Brunacini called the first days “frontier times,” when the individuals involved were excited by the new idea of emergency medical service.
The “revolution” followed when the heroic doctor helped overcome some obstacles. Against hospital administrators, the fire department was the underdog. Some of the revolutionary leaders didn’t survive with the program, but the struggle went on.
Turf battles
The following period was called the “civil war,” as emerging paramedics had turf battles with some fire fighters. Words like prima donna were tossed around. The program continued to improve.
Pressures on the paramedics led to the “burnout stage.” The system violated the unity 6f command, Brunacini explained. Paramedics got orders from the chief, fire officers, head of EMS, doctors and hospital management. Actually, he said, there has been very little attrition from burnout in Phoenix, even after 10 years.

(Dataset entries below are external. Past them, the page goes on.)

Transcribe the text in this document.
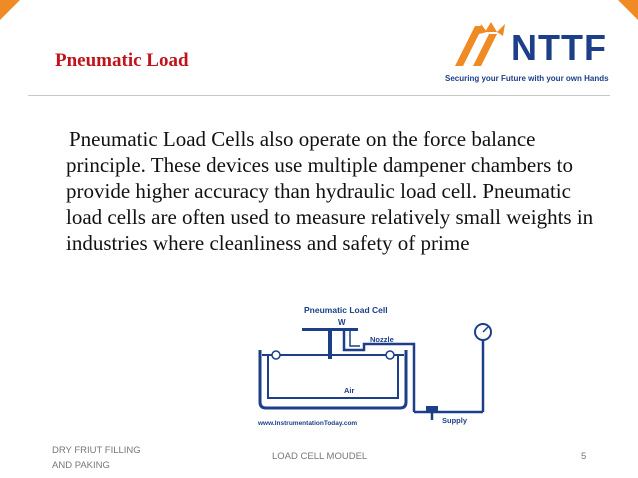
Pneumatic Load	NTTF
Securing your Future with your own Hands
Pneumatic Load Cells also operate on the force balance principle. These devices use multiple dampener chambers to provide higher accuracy than hydraulic load cell. Pneumatic load cells are often used to measure relatively small weights in industries where cleanliness and safety of prime
Pneumatic Load Cell
W
Nozzle
Air
www.InstrumentationToday.com	Supply
DRY FRIUT FILLING AND PAKING
LOAD CELL MOUDEL	5
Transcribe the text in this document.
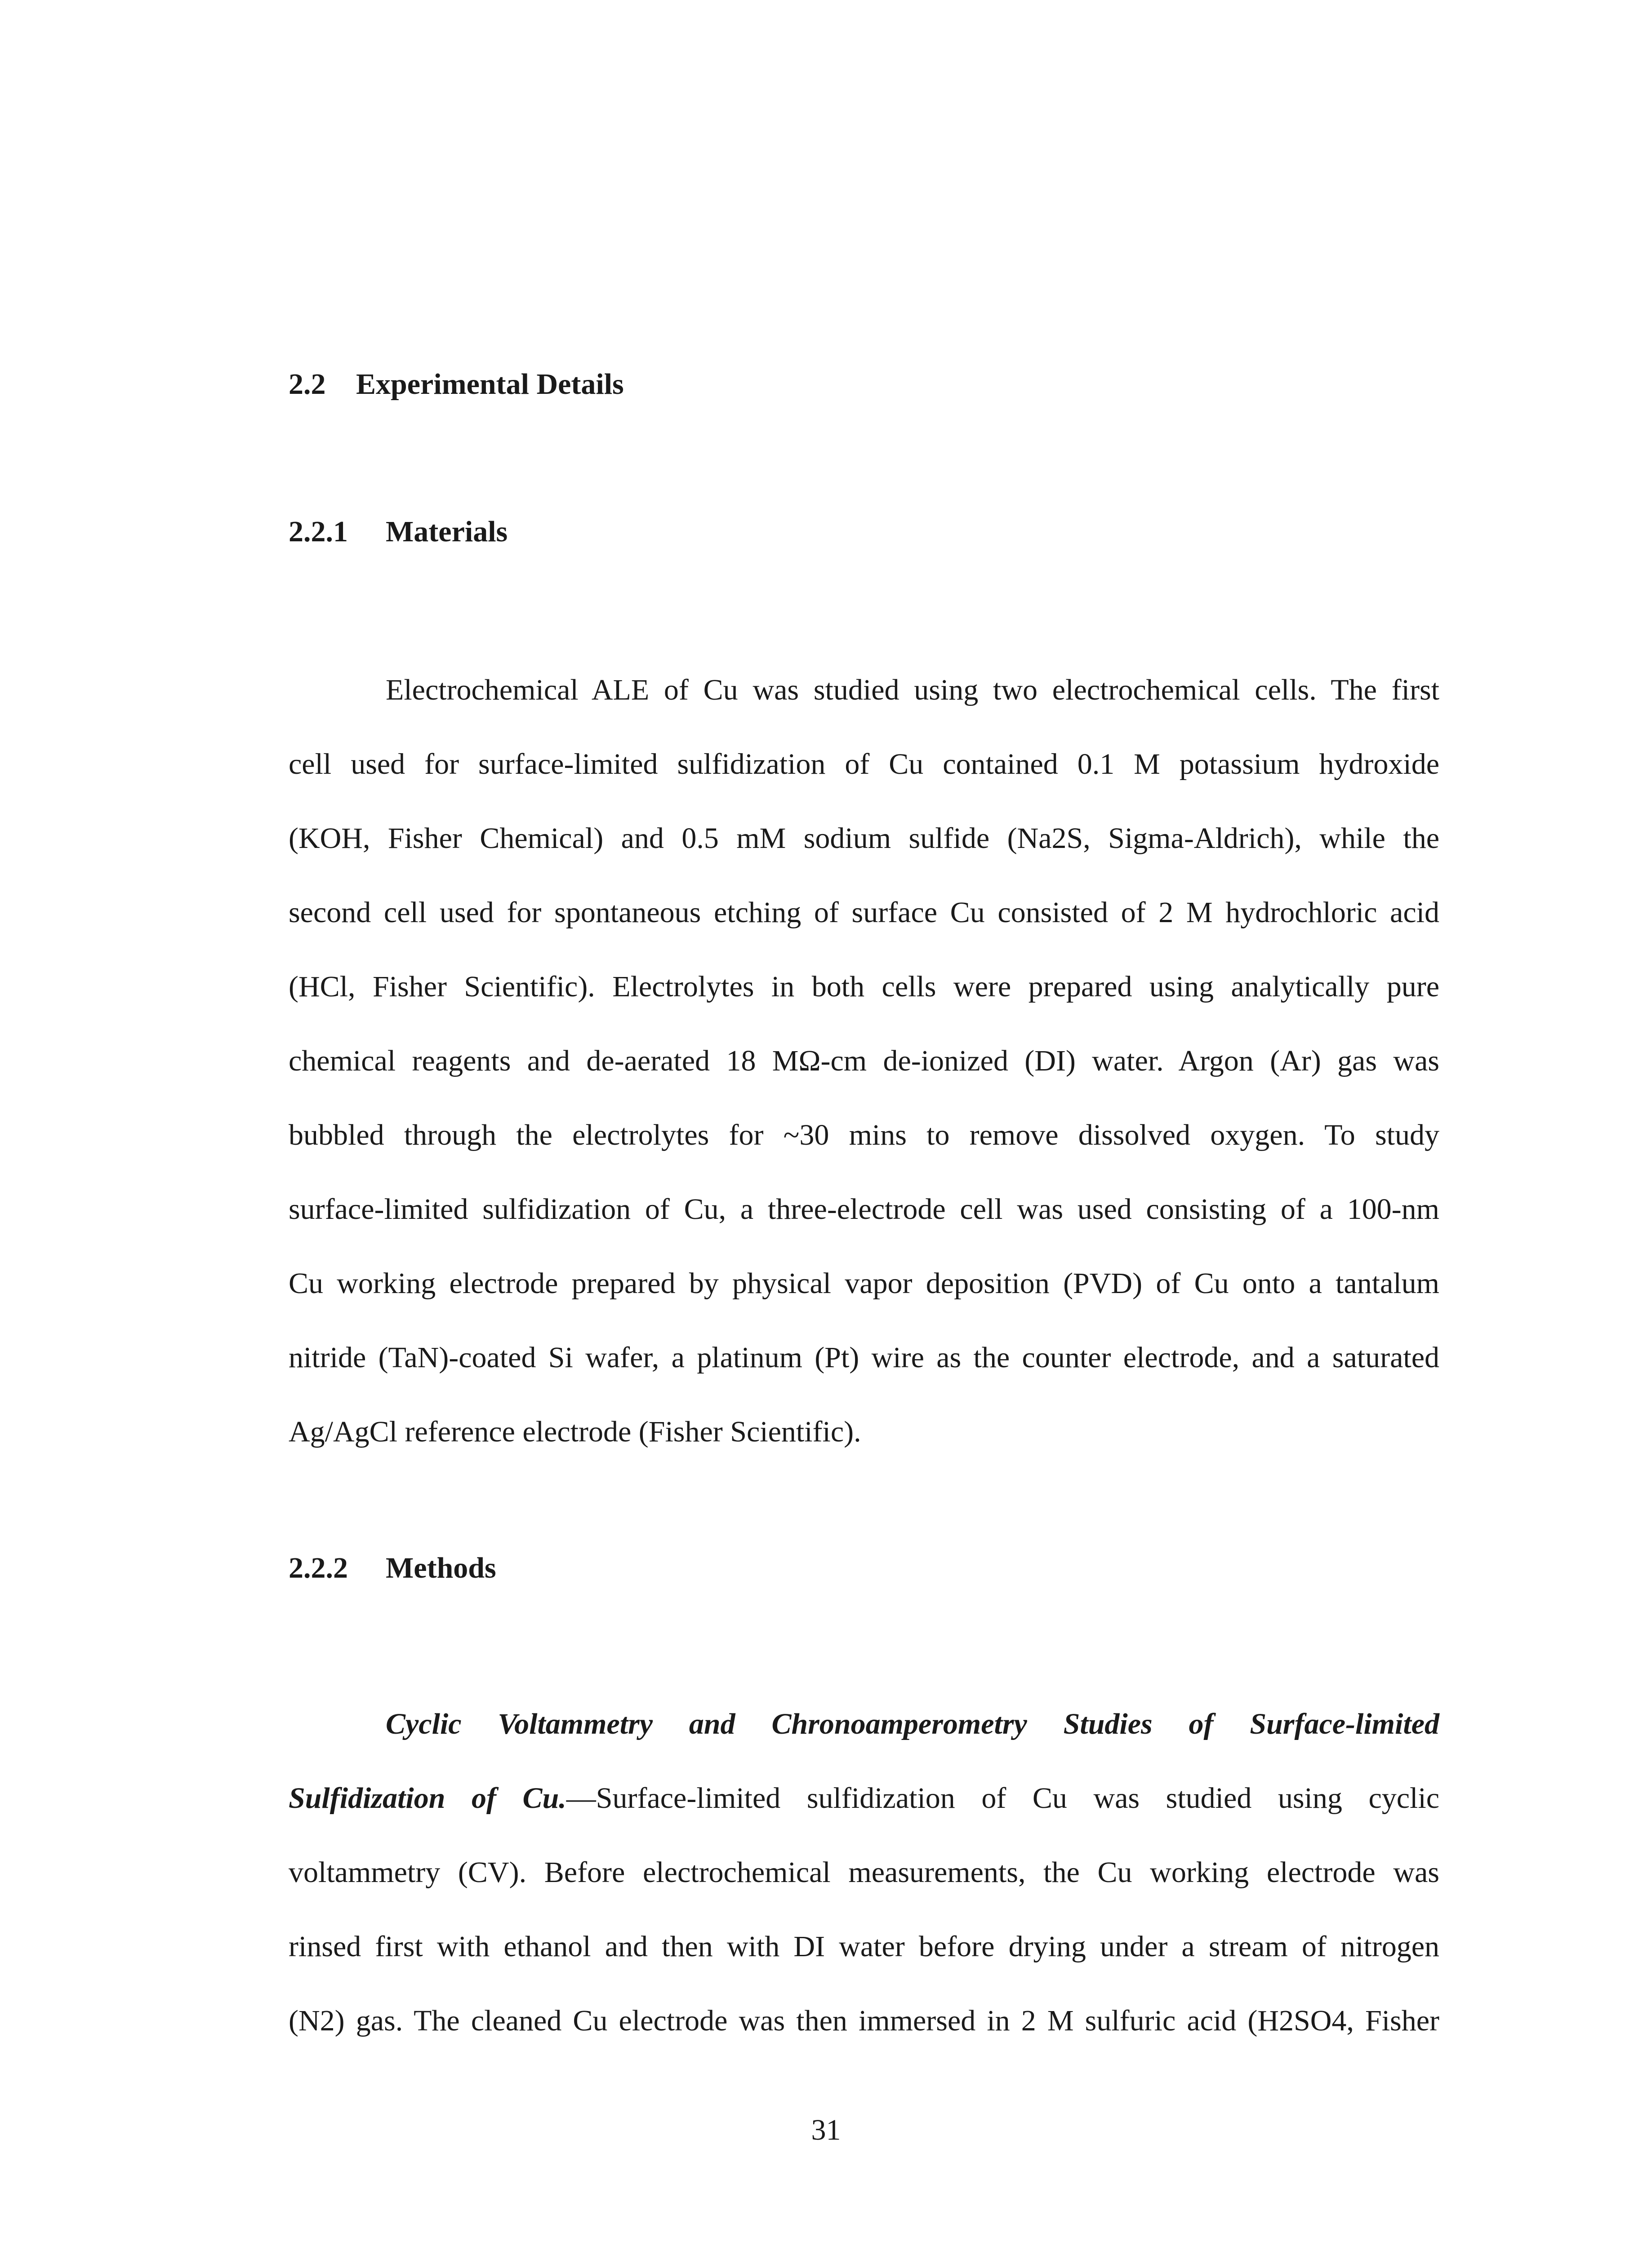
2.2 Experimental Details
2.2.1 Materials
Electrochemical ALE of Cu was studied using two electrochemical cells. The first
cell used for surface-limited sulfidization of Cu contained 0.1 M potassium hydroxide
(KOH, Fisher Chemical) and 0.5 mM sodium sulfide (Na2S, Sigma-Aldrich), while the
second cell used for spontaneous etching of surface Cu consisted of 2 M hydrochloric acid
(HCl, Fisher Scientific). Electrolytes in both cells were prepared using analytically pure
chemical reagents and de-aerated 18 MΩ-cm de-ionized (DI) water. Argon (Ar) gas was
bubbled through the electrolytes for ~30 mins to remove dissolved oxygen. To study
surface-limited sulfidization of Cu, a three-electrode cell was used consisting of a 100-nm
Cu working electrode prepared by physical vapor deposition (PVD) of Cu onto a tantalum
nitride (TaN)-coated Si wafer, a platinum (Pt) wire as the counter electrode, and a saturated
Ag/AgCl reference electrode (Fisher Scientific).
2.2.2 Methods
Cyclic Voltammetry and Chronoamperometry Studies of Surface-limited
Sulfidization of Cu.—Surface-limited sulfidization of Cu was studied using cyclic
voltammetry (CV). Before electrochemical measurements, the Cu working electrode was
rinsed first with ethanol and then with DI water before drying under a stream of nitrogen
(N2) gas. The cleaned Cu electrode was then immersed in 2 M sulfuric acid (H2SO4, Fisher
31
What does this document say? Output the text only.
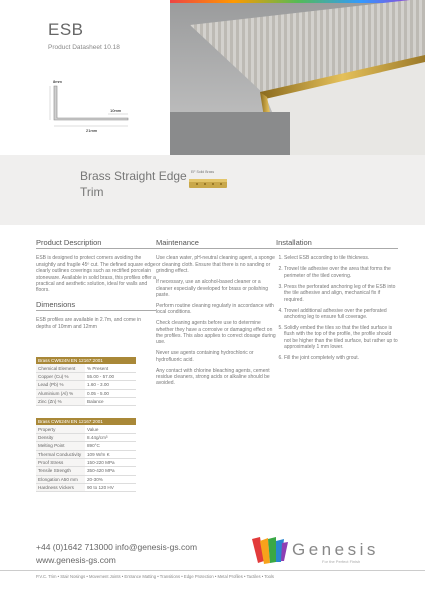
ESB
Product Datasheet 10.18
8mm
10mm
21mm
Brass Straight Edge
Trim
EF Solid Brass
Product Description

ESB is designed to protect corners avoiding the unsightly and fragile 45º cut. The defined square edge clearly outlines coverings such as rectified porcelain stoneware. Available in solid brass, this profiles offer a practical and aesthetic solution, ideal for walls and floors.

Dimensions

ESB profiles are available in 2.7m, and come in depths of 10mm and 12mm

Brass CW624N EN 12167:2001	
Chemical Element	% Present
Copper (Cu) %	55.00 - 57.00
Lead (Pb) %	1.60 - 3.00
Aluminium (Al) %	0.05 - 5.00
Zinc (Zn) %	Balance
Brass CW624N EN 12167:2001	
Property	Value
Density	8.44g/cm³
Melting Point	890°C
Thermal Conductivity	109 W/m K
Proof Stress	150-220 MPa
Tensile Strength	350-420 MPa
Elongation A50 mm	20-30%
Hardness Vickers	90 to 120 HV
Maintenance

Use clean water, pH-neutral cleaning agent, a sponge or cleaning cloth. Ensure that there is no sanding or grinding effect.

If necessary, use an alcohol-based cleaner or a cleaner especially developed for brass or polishing paste.

Perform routine cleaning regularly in accordance with local conditions.

Check cleaning agents before use to determine whether they have a corrosive or damaging effect on the profiles. This also applies to correct dosage during use.

Never use agents containing hydrochloric or hydrofluoric acid.

Any contact with chlorine bleaching agents, cement residue cleaners, strong acids or alkaline should be avoided.

Installation
1. Select ESB according to tile thickness.
2. Trowel tile adhesive over the area that forms the perimeter of the tiled covering.
3. Press the perforated anchoring leg of the ESB into the tile adhesive and align, mechanical fix if required.
4. Trowel additional adhesive over the perforated anchoring leg to ensure full coverage.
5. Solidly embed the tiles so that the tiled surface is flush with the top of the profile, the profile should not be higher than the tiled surface, but rather up to approximately 1 mm lower.
6. Fill the joint completely with grout.
+44 (0)1642 713000 info@genesis-gs.com
www.genesis-gs.com
Genesis
For the Perfect Finish
P.V.C. Trim • Stair Nosings • Movement Joints • Entrance Matting • Transitions • Edge Protection • Metal Profiles • Tactiles • Tools
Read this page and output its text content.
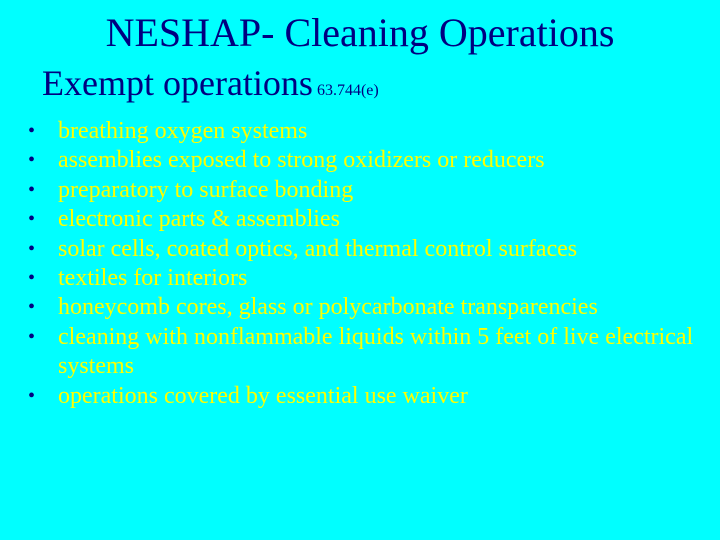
NESHAP- Cleaning Operations
Exempt operations 63.744(e)
• breathing oxygen systems
• assemblies exposed to strong oxidizers or reducers
• preparatory to surface bonding
• electronic parts & assemblies
• solar cells, coated optics, and thermal control surfaces
• textiles for interiors
• honeycomb cores, glass or polycarbonate transparencies
• cleaning with nonflammable liquids within 5 feet of live electrical systems
• operations covered by essential use waiver
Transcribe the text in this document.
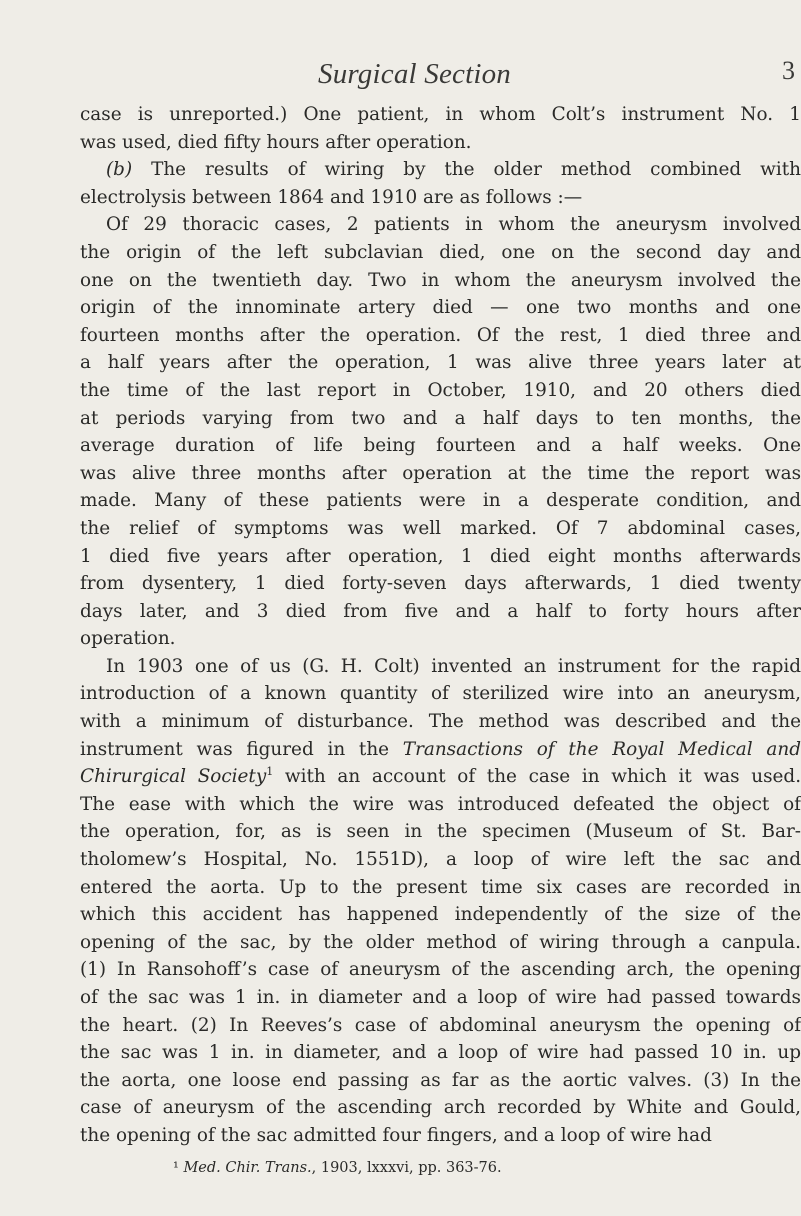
Surgical Section	3
case is unreported.) One patient, in whom Colt’s instrument No. 1
was used, died fifty hours after operation.
(b) The results of wiring by the older method combined with
electrolysis between 1864 and 1910 are as follows :—
Of 29 thoracic cases, 2 patients in whom the aneurysm involved
the origin of the left subclavian died, one on the second day and
one on the twentieth day. Two in whom the aneurysm involved the
origin of the innominate artery died — one two months and one
fourteen months after the operation. Of the rest, 1 died three and
a half years after the operation, 1 was alive three years later at
the time of the last report in October, 1910, and 20 others died
at periods varying from two and a half days to ten months, the
average duration of life being fourteen and a half weeks. One
was alive three months after operation at the time the report was
made. Many of these patients were in a desperate condition, and
the relief of symptoms was well marked. Of 7 abdominal cases,
1 died five years after operation, 1 died eight months afterwards
from dysentery, 1 died forty-seven days afterwards, 1 died twenty
days later, and 3 died from five and a half to forty hours after
operation.
In 1903 one of us (G. H. Colt) invented an instrument for the rapid
introduction of a known quantity of sterilized wire into an aneurysm,
with a minimum of disturbance. The method was described and the
instrument was figured in the Transactions of the Royal Medical and
Chirurgical Society$^1$ with an account of the case in which it was used.
The ease with which the wire was introduced defeated the object of
the operation, for, as is seen in the specimen (Museum of St. Bar-
tholomew’s Hospital, No. 1551D), a loop of wire left the sac and
entered the aorta. Up to the present time six cases are recorded in
which this accident has happened independently of the size of the
opening of the sac, by the older method of wiring through a canpula.
(1) In Ransohoff’s case of aneurysm of the ascending arch, the opening
of the sac was 1 in. in diameter and a loop of wire had passed towards
the heart. (2) In Reeves’s case of abdominal aneurysm the opening of
the sac was 1 in. in diameter, and a loop of wire had passed 10 in. up
the aorta, one loose end passing as far as the aortic valves. (3) In the
case of aneurysm of the ascending arch recorded by White and Gould,
the opening of the sac admitted four fingers, and a loop of wire had
¹ Med. Chir. Trans., 1903, lxxxvi, pp. 363-76.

“We told our people they could not get burnout, but they could get tired from time to time.” In that way, management could recognize the pressures and provide assistance without accepting a scapegoat.
As new technology came along, it had to be evaluated and managed. Brunacini called this the “helicopter stage,” because it combined so much of that new technology.
The current stage is “hard management.” It’s time for refining management and technique. Brunacini described the need to simplify and shorten, making things basic for clear understanding.
Emphasis in performance
In Phoenix, the emphasis is on performance. During a slide presentation narrated by Brunacini, which featured response to a letter-bomb explosion with injuries, he commented on an aide shown wearing beads around his neck: “We have free spirits in Phoenix. But what we measure is performance, not looks or attitudes.”